L’augmentation des tarifs de fret maritime décidée par CMA CGM va peser sur les importations algériennes. Le transporteur maritime français a annoncé une révision à la hausse de sa surcharge de haute saison sur les marchandises acheminées depuis l’Asie vers les ports de la Méditerranée et de l’Afrique du Nord. D’autres frais additionnels pourraient s’ajouter à cette grille tarifaire.
CMA CGM relève sa surcharge de haute saison dès juillet
L’annonce a été officialisée le 10 juin par la compagnie maritime de Marseille. Ces nouveaux montants entreront en vigueur le 1ᵉʳ juillet prochain et resteront appliqués jusqu’à nouvel ordre. La date retenue correspond au chargement des conteneurs dans les ports de départ.
Concrètement, la surcharge de haute saison grimpera de 900 à 1 400 dollars américains pour chaque conteneur de 20 pieds, qu’il soit sec ou frigorifique. Pour les conteneurs de 40 pieds, le tarif passera de 1 800 à 2 800 dollars, selon les mêmes catégories de cargaison.
Une hausse significative pour les importateurs algériens
Cette progression représente une majoration de près de 55 % sur les unités de 20 pieds. Les opérateurs économiques algériens qui s’approvisionnent en Asie devront donc intégrer ce surcoût dans leurs calculs de rentabilité. La répercussion sur les prix des marchandises importées reste une hypothèse probable.
La tarification CMA CGM cible les liaisons Asie-Méditerranée
Selon les précisions de l’armateur, la zone de départ visée par cette nouvelle grille englobe l’ensemble des grands ports asiatiques. Côté arrivée, tous les ports méditerranéens de référence sont concernés par cette augmentation des tarifs de fret maritime.
Les ports algériens figurent donc parmi les destinations directement touchées par ce changement. Cette situation place les acteurs du commerce extérieur du pays face à une nouvelle contrainte logistique sur leurs flux d’importation depuis le continent asiatique.

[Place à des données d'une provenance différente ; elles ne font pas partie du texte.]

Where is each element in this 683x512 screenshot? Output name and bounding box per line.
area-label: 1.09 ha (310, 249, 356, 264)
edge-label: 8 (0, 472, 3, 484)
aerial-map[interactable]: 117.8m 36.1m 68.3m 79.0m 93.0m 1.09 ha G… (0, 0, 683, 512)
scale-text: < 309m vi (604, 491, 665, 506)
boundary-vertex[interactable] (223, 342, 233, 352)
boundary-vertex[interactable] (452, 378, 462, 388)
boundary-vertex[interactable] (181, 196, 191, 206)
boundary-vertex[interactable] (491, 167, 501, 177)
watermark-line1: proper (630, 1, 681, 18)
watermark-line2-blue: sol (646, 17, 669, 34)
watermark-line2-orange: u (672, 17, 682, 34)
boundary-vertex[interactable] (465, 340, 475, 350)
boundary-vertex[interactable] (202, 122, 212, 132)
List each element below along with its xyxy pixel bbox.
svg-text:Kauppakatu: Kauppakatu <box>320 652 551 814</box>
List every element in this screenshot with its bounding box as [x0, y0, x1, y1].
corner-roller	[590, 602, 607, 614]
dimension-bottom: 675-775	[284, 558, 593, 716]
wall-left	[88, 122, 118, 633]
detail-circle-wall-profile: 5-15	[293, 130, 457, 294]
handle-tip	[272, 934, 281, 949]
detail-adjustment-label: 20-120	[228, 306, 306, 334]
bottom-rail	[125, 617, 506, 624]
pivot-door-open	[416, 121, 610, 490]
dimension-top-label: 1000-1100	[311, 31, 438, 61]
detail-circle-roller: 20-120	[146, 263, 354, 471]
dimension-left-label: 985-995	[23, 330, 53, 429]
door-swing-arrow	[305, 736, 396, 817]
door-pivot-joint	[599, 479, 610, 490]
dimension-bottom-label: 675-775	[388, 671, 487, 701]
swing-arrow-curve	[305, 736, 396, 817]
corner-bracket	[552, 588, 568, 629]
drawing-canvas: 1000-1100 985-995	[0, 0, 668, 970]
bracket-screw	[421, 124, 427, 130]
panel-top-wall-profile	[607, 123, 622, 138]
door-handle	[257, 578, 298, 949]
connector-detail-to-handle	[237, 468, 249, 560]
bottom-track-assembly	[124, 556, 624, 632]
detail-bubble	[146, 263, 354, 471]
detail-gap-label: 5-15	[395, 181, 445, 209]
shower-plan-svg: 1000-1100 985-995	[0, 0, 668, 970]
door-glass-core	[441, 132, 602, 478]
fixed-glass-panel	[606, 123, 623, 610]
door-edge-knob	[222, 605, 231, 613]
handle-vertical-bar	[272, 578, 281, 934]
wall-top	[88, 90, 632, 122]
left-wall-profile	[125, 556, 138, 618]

Les types de cargaisons soumis aux nouveaux tarifs
Le transporteur a précisé que cette tarification s’applique à plusieurs catégories de fret. Sont concernées les cargaisons sèches, les marchandises hors gabarit, classées OOG, ainsi que les conteneurs vides facturés. Les expéditions réfrigérées entrent également dans le périmètre de cette mesure.
D’autres surcharges peuvent s’ajouter au coût du fret maritime
Au-delà de la surcharge de haute saison, plusieurs frais complémentaires sont susceptibles d’alourdir la facture finale. CMA CGM mentionne notamment des suppléments liés au carburant ainsi qu’aux frais de manutention portuaire, désignés par l’acronyme THC, applicables aussi bien à l’origine qu’à destination.
L’armateur évoque par ailleurs des surcharges en matière de sûreté et de sécurité. À ces postes s’ajoutent encore divers frais annexes et taxes locales, qui varient selon les ports et les juridictions concernées par le transport maritime.
Un contexte de tensions sur le marché du transport maritime
Les ajustements tarifaires de ce type traduisent souvent une pression accrue sur la demande de transport durant les périodes de forte activité. Les compagnies maritimes recourent régulièrement aux surcharges saisonnières pour absorber les variations de capacité et les coûts d’exploitation sur les axes les plus sollicités.
Cette dynamique intervient alors que CMA CGM entretient des relations économiques renforcées avec l’Algérie. Le groupe français a récemment confirmé son intention de développer ses activités dans le pays, ce qui place ces évolutions tarifaires sous un éclairage particulier pour les échanges bilatéraux.
Quel impact pour le commerce extérieur de l’Algérie
Pour les entreprises algériennes dépendantes des approvisionnements asiatiques, cette hausse du fret maritime constitue un facteur de surcoût à surveiller. Les secteurs industriels et commerciaux qui importent matières premières et produits finis depuis l’Asie pourraient ajuster leurs stratégies d’achat en conséquence.
La compétitivité des marchandises sur le marché national reste tributaire de ces coûts logistiques. Une augmentation durable des tarifs de transport peut, à terme, se répercuter sur les prix de vente proposés aux consommateurs ou comprimer les marges des opérateurs.
L’évolution des tarifs de fret maritime de CMA CGM illustre la sensibilité des échanges algériens aux décisions des grands armateurs internationaux. Les prochains mois permettront de mesurer l’ampleur réelle de ces surcharges sur les flux commerciaux entre l’Asie et les ports d’Afrique du Nord. Les importateurs devront rester attentifs aux ajustements futurs annoncés par les compagnies maritimes.